14. Machine Learning

Machine learning is A subfield of artificial intelligence, that provides machines with the ability to learn without being explicitly programmed. They learn from previous data to generate reliable decisions and predictions. Evolved from pattern recognition, machine learning is gaining a lot of prominence lately for its ability to automatically learn and predict big data. Many industries that work with large amounts of data use machine learning to generate faster and more accurate insights. For example, e-Commerce websites Amazon use machine learning to analyze its users buying history to feeds similar products.

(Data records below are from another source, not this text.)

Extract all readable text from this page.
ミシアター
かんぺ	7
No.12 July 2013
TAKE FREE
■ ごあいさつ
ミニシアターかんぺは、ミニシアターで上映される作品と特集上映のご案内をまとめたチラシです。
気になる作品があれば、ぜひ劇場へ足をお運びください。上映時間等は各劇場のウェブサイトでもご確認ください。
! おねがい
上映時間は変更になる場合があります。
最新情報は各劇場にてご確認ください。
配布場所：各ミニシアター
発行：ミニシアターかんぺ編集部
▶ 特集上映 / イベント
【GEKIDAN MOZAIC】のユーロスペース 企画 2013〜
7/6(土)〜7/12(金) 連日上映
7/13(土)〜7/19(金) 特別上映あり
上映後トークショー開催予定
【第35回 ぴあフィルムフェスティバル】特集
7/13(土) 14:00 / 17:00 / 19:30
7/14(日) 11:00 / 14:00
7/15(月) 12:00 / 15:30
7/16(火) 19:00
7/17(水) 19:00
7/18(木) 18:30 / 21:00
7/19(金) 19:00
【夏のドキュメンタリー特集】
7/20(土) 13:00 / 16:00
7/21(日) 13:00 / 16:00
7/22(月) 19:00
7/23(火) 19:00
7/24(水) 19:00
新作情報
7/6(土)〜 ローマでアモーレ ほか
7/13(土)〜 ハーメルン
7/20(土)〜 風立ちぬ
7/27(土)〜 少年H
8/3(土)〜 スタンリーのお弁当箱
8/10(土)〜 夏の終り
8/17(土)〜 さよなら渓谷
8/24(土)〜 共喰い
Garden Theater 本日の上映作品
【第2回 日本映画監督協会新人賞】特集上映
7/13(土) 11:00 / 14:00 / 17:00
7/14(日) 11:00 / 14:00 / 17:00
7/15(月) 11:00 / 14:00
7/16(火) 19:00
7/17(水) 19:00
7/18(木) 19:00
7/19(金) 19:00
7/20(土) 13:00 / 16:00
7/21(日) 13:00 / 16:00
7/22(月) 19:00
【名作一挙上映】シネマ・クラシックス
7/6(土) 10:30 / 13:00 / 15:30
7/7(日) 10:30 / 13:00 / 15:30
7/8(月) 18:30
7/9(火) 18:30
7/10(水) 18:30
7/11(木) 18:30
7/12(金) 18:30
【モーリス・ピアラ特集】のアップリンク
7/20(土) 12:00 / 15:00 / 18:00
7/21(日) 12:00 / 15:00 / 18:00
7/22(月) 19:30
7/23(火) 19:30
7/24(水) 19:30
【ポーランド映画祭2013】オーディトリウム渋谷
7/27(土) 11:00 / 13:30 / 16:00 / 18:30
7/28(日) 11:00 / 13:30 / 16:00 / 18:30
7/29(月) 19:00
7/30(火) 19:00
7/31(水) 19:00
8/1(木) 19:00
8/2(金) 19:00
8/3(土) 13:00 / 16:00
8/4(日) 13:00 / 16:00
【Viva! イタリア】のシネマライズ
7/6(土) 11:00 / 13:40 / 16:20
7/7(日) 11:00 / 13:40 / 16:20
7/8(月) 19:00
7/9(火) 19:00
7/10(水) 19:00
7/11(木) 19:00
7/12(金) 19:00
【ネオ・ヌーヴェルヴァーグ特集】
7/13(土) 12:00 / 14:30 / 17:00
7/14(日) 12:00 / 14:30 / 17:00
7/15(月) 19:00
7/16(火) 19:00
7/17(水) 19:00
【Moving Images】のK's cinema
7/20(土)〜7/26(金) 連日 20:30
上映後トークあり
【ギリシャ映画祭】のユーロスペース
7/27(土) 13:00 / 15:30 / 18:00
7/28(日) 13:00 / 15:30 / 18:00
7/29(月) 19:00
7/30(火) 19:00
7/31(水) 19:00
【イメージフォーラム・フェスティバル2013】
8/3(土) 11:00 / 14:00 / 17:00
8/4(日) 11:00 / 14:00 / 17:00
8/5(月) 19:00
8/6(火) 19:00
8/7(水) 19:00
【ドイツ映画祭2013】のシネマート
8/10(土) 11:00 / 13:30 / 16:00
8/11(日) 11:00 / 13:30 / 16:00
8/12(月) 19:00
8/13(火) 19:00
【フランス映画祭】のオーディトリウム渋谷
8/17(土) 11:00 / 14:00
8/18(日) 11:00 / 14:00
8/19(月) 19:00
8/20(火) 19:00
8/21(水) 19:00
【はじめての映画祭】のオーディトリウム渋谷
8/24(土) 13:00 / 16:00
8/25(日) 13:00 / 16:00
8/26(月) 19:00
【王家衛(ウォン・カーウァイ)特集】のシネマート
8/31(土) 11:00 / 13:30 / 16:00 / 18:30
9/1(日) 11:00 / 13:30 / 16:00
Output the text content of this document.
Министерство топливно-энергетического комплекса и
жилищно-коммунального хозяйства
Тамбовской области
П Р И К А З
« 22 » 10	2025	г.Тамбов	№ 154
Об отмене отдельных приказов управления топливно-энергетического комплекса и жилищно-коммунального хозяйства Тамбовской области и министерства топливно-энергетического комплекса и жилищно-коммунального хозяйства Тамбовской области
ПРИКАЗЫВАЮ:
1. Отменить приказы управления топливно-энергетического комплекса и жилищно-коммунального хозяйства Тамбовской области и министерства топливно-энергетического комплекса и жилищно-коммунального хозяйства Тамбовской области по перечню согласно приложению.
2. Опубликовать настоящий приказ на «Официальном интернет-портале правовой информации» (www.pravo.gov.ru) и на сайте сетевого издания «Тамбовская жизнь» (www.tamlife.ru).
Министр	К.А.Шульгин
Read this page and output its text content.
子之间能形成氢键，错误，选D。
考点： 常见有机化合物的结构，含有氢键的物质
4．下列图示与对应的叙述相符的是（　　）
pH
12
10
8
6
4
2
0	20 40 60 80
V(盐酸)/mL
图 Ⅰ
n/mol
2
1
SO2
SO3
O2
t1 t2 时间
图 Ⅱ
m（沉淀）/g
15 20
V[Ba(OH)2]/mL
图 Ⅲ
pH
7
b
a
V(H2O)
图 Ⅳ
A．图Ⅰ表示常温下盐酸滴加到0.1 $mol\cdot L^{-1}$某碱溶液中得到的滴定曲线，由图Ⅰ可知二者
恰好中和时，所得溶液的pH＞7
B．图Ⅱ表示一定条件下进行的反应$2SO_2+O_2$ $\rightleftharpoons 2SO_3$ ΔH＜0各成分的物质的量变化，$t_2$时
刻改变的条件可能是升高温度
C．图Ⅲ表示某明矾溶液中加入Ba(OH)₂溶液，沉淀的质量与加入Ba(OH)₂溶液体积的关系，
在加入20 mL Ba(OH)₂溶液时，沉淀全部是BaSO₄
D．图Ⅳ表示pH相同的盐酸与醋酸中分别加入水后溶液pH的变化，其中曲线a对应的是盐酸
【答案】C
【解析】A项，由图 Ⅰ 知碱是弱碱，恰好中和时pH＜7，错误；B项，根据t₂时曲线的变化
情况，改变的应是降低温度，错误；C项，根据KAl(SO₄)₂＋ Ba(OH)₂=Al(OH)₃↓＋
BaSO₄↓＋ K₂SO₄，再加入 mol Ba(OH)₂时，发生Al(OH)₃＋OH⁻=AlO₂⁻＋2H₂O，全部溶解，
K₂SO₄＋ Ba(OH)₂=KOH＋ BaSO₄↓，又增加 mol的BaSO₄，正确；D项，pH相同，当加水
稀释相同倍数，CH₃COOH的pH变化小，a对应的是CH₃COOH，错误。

15. Natural Language Processing

Natural Language Processing (NLP) is the field of artificial intelligence that focuses on the interactions between human language and computers. It is a way for machines to understand, analyze, and decipher meaning from human language or natural language input. NLP is used to perform tasks such as machine translation, natural language understanding, speech recognition and automatic summarization. One of the most prominent examples of NLP is Google Translate. The complex programming of Google Translate automatically translates text from one human language to another.

16. Pattern recognition

Pattern recognition is a branch of machine learning that deals with recognizing visual and sound patterns in data. It extracts and classifies data based on a priori knowledge and statistical information. Some of the applications of pattern recognition techniques are automatic image recognition, automatic speech recognition, and text classification.

17. Probabilistic programming language

A probabilistic programming language is a high-level programming language designed to describe probability models and then solve these models automatically. It is a machine learning technology that deals with the reduction of time and effort in understanding data and implementing new models. It is used for image detection, detecting cyber securities and predicting stock prices.

18. Speech recognition

Speech recognition deals with the recognition and translation of spoken language into machine readable format. It uses algorithms through acoustic and language modeling. The most prominent applications of speech recognition include speech-to-text processing, voice dialing and voice search. Android phone’s “OK Google” is a popular example of voice search.

19. Supervised and Unsupervised Learning

Supervised and unsupervised learning are types of machine learning which differ only in the casual structure of the model. In supervised learning, machine learning tasks are trained for every input with corresponding target which will be able to provide target for any new input after sufficient training. In unsupervised learning, machine learning tasks are trained only with a set of inputs, which will be able to find the structure or relationships between different inputs.

20. Turing Test

Turing Test is the standard for qualifying computer programs (chatbots) as intelligent. Developed by Alan Turing in 1950, the test involves a series of 5 minute-long text conversations with judges. During the test, the program must convince that it is human on average at least 30% of the time. Eugene Goostman, a chatbot that simulates a 13 year old boy, is considered as the first program that passed the Turing test. However, there is a lot of debate as many developers consider that he cheated the test in a lot of ways.